Rehman went on to allege that India under Operation Sindoor sought to go on war with Pakistan and impose collective punishment, but Hakim pointed out that Jaish-e-Mohammed itself acknowledged that family members of its chief, Masood Azhar, were killed in an Indian airstrike, confirming that terrorists were indeed present at the site that Pakistan presented as innocuous.
And I ask the Senator about Pakistan's long history of terrorism within the country. pic.twitter.com/pOXwTPx0Bh — Yalda Hakim (@SkyYaldaHakim) June 9, 2025
When Rehman played the victim card and said that Pakistan was the biggest victim of terrorism and was waging the biggest ground war against terrorism in the world, Hakim reminded her that Pakistan had supported the Taliban and the Islamist group would have never taken over Afghanistan without Pakistan's support.
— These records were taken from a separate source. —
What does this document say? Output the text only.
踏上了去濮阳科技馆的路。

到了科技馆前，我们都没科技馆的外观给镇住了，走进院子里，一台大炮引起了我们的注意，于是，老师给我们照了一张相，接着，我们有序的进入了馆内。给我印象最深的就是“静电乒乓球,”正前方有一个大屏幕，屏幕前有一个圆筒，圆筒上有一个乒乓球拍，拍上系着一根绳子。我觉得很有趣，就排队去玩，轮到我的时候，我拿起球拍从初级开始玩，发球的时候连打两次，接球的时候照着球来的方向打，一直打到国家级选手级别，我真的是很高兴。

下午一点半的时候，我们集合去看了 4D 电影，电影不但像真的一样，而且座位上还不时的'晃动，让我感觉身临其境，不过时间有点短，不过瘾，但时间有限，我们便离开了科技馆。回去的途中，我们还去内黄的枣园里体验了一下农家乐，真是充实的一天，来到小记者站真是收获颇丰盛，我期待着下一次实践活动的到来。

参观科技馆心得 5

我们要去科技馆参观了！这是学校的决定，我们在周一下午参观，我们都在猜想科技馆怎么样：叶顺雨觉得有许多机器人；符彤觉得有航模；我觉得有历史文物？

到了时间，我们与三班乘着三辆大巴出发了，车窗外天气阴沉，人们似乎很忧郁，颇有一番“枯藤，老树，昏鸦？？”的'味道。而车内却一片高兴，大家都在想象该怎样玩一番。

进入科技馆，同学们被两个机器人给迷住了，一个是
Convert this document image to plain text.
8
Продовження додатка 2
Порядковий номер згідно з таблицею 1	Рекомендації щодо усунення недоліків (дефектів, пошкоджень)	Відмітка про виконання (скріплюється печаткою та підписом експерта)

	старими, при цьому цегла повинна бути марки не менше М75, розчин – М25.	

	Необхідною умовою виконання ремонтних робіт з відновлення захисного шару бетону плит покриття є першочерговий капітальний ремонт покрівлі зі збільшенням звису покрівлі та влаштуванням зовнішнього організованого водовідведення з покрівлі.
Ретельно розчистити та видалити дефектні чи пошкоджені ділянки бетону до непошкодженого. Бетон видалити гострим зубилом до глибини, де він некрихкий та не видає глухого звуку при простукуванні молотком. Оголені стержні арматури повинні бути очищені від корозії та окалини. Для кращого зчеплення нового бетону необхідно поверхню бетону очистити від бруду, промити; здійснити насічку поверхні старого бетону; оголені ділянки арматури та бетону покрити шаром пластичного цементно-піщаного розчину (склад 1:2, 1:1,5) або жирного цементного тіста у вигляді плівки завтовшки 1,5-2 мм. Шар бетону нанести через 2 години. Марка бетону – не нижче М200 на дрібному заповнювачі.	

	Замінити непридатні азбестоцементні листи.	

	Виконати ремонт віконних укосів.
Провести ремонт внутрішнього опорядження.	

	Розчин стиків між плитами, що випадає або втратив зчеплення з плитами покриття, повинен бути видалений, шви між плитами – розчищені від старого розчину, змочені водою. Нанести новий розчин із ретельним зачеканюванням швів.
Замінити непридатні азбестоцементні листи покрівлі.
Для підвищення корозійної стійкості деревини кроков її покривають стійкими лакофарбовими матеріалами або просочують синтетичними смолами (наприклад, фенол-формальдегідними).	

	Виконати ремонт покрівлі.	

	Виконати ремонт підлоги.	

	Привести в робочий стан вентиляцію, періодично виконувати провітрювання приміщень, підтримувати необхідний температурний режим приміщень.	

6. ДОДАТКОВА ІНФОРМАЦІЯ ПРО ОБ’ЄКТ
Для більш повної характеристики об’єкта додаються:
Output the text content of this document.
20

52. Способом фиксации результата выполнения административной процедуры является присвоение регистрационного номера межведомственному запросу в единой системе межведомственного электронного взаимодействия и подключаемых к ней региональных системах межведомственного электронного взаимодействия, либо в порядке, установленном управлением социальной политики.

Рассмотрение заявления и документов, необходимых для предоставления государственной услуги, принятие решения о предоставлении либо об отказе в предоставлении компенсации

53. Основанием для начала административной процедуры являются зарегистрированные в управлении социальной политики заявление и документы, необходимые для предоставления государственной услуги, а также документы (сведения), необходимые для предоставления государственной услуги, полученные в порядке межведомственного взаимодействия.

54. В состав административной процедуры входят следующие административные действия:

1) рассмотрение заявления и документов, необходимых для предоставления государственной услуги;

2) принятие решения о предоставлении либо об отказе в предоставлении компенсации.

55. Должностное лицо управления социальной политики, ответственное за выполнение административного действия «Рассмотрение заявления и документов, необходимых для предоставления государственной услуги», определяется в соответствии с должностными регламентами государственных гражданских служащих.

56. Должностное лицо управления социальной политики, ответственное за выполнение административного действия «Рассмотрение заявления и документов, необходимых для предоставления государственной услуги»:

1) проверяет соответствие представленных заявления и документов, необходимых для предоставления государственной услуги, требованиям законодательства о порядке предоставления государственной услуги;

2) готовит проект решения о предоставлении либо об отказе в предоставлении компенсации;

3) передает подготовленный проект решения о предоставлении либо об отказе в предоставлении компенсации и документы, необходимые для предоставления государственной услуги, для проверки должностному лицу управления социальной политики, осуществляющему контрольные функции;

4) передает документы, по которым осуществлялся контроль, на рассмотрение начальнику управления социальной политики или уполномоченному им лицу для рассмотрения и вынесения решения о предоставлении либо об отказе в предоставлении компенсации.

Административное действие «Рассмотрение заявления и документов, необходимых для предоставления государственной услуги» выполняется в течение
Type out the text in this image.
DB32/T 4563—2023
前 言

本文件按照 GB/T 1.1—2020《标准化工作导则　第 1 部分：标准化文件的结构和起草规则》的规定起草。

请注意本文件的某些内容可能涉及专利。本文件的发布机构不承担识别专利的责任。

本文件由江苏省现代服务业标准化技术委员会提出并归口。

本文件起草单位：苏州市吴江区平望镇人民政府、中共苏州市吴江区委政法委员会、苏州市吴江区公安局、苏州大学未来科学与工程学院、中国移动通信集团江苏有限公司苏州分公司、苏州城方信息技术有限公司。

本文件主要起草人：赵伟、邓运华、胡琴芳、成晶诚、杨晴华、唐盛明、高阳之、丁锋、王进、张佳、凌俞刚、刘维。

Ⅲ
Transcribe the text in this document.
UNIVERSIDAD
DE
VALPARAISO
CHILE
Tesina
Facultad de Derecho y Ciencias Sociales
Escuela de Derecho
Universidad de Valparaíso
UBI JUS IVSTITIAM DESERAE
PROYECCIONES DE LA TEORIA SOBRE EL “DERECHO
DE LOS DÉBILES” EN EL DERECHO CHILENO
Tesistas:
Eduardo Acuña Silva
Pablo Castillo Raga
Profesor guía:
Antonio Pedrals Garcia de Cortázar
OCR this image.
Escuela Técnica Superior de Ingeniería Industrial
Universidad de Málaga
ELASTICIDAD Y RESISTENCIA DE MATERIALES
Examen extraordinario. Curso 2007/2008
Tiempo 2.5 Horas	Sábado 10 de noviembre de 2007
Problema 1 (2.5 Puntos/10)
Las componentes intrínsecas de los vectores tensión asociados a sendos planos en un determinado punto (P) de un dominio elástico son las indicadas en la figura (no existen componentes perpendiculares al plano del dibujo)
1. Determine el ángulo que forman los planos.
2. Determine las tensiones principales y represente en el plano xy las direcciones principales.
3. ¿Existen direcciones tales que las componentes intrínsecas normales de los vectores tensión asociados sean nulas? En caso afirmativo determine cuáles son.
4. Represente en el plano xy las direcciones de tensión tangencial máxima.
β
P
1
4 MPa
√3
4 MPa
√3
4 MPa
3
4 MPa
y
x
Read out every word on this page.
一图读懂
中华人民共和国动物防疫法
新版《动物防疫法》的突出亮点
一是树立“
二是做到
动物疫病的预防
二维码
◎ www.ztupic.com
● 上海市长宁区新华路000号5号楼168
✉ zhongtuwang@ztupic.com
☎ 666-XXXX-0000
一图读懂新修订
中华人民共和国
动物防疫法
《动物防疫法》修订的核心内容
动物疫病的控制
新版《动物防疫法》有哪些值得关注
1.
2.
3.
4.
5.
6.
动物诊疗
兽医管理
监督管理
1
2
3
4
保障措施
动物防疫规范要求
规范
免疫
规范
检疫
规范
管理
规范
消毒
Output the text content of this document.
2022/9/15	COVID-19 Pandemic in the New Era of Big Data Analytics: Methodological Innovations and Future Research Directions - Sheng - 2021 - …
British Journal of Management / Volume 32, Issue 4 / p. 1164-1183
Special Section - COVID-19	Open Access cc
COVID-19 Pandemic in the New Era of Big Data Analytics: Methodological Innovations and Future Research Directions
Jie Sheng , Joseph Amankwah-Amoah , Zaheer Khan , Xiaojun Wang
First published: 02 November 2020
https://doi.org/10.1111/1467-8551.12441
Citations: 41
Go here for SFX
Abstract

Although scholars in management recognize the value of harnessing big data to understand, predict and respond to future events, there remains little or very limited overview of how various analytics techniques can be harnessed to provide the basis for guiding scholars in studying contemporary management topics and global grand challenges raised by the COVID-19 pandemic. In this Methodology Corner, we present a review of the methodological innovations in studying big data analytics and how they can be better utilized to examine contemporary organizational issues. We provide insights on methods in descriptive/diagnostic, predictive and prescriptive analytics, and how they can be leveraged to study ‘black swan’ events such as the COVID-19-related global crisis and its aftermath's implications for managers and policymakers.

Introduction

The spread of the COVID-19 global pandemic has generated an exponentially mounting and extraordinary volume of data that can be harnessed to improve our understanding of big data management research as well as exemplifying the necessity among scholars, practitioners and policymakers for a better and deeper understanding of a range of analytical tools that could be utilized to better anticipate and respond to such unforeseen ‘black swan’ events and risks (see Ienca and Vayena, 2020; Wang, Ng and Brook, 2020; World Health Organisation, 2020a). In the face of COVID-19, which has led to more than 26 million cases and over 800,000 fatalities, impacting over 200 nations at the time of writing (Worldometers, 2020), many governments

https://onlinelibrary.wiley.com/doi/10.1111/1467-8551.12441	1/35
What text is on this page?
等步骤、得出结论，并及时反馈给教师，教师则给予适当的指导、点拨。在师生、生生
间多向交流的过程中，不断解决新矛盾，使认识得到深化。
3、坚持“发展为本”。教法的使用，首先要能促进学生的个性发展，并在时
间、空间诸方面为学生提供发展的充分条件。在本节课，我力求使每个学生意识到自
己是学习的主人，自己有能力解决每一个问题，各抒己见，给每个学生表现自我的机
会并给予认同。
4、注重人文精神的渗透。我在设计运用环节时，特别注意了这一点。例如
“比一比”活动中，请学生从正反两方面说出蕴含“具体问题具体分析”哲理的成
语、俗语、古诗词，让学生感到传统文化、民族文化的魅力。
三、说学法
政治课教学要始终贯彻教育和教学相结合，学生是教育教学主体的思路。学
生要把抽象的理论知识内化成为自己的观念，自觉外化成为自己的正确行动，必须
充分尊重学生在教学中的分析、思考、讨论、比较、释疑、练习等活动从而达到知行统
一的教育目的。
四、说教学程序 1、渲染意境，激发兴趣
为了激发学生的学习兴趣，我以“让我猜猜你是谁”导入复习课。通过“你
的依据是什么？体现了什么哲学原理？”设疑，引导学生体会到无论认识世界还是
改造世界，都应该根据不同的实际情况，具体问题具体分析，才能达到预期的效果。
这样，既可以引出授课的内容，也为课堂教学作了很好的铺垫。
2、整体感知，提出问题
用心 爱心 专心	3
When Rehman rejected the fact and Hakim persisted with her questions, Rehman simply said, 'I don't want to do it.'
This is at least the third senior Pakistani politician who has appeared for an interview with Hakim and given away the country's links to terrorism. Firstly, Pakistani Defence Minister Khawaja Asif admitted that Pakistan supported terrorism for decades and then Bilawal Bhutto, a former foreign minister, said that 'it's not a secret' that Pakistan has supported terrorism.